If the STEP Act passes, the child would now owe retroactive taxes based on the entire value of the business, factoring in appreciation since the original $300,000 worth in the 1980s. A rough calculation would mean the child would be on the hook to pay almost $964,000 in taxes.

California is the fifth-largest economy in the world and home to over 3 million small businesses. Among these are California’s family-owned ranches, farms, and other small businesses.

According to the Community Alliance with Family Farmers, about three out of every four farmers operate on less than $100,000 in annual sales.

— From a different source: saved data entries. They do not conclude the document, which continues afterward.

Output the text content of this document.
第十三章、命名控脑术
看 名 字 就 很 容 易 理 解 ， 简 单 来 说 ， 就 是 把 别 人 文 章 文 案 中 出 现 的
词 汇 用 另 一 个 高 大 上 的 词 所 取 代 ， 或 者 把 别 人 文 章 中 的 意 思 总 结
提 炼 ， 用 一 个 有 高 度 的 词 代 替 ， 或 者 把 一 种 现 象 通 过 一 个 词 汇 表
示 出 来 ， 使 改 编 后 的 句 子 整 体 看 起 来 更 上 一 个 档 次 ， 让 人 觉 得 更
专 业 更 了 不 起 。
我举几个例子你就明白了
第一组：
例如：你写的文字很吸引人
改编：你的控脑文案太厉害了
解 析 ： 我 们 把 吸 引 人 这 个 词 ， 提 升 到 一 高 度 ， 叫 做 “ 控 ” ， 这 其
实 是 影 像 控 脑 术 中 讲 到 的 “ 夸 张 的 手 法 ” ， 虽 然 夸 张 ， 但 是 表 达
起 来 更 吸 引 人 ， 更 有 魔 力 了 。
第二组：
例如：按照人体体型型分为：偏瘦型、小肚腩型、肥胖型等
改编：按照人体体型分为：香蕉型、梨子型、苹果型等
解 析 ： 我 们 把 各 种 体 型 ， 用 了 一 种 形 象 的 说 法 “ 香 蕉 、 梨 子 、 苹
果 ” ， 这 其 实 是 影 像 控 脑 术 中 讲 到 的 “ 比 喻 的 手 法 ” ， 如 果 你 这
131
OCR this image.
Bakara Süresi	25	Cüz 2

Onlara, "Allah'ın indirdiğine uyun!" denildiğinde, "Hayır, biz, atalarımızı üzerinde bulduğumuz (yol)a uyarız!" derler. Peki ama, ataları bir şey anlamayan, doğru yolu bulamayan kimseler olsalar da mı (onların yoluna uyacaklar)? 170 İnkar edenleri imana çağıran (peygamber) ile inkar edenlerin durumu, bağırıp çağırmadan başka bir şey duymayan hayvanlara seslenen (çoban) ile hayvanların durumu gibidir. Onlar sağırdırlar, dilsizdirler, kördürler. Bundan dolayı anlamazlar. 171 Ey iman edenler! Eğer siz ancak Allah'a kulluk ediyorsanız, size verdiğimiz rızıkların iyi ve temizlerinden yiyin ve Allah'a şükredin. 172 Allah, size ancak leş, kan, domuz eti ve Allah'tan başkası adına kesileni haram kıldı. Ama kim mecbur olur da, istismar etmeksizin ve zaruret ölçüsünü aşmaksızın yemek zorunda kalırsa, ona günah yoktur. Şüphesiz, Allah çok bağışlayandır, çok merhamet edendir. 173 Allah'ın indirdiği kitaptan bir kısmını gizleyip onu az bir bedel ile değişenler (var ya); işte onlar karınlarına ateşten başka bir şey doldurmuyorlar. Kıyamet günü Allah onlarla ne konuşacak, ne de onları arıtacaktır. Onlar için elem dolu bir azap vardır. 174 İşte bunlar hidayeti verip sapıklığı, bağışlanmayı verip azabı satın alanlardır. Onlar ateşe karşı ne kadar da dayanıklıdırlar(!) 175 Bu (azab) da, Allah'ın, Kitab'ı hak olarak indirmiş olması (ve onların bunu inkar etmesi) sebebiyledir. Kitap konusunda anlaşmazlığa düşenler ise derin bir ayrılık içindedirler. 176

Nearly one in five are socially disadvantaged farmers, and on top of that, over a third of the country’s vegetables and two-thirds of the country’s fruits and nuts are grown in California.

California’s growers and other small businesses have worked diligently to keep our economy moving when much else has stopped over the last year. Do we really want to create a new burden for them?

As the California economy begins to recover we must remain vigilant about supporting our economy from the working class and small businesses upward. Family-owned businesses have been picking up the pieces of their operations after a difficult year.

Elected officials in Washington, D.C. proposing legislation unfriendly to family-run small businesses and other small enterprises like ranches and farms should take a look back into their districts and remember those who have not stopped working to provide food and goods for the rest of the country in the last year.

A new report from Texas A&M University’s Agriculture and Food Policy Center revealed that farmers and ranchers across the country would owe an average of $726,000 if the STEP Act became law. Even more alarming, this calculation did not account for proposed doubling of the capital gains tax rate, as the Biden administration is currently proposing. We must protect California’s small businesses and farms.

As Washington figures out how to pay for the American Jobs Plan and the American Families Plan, we would like to thank our bipartisan congressional members from the Central Valley for supporting us. Senator Diane Feinstein has long supported family farms and the ability to keep businesses in the family. We hope Senator Alex Padilla feels the same.

Senators — you have an opportunity to help Californians recover by being leaders on this issue. We ask you to oppose the STEP Act in order to protect our multigenerational farmers, ranchers, and businesses.


Jake Wenger is the president of the Stanislaus County Farm Bureau.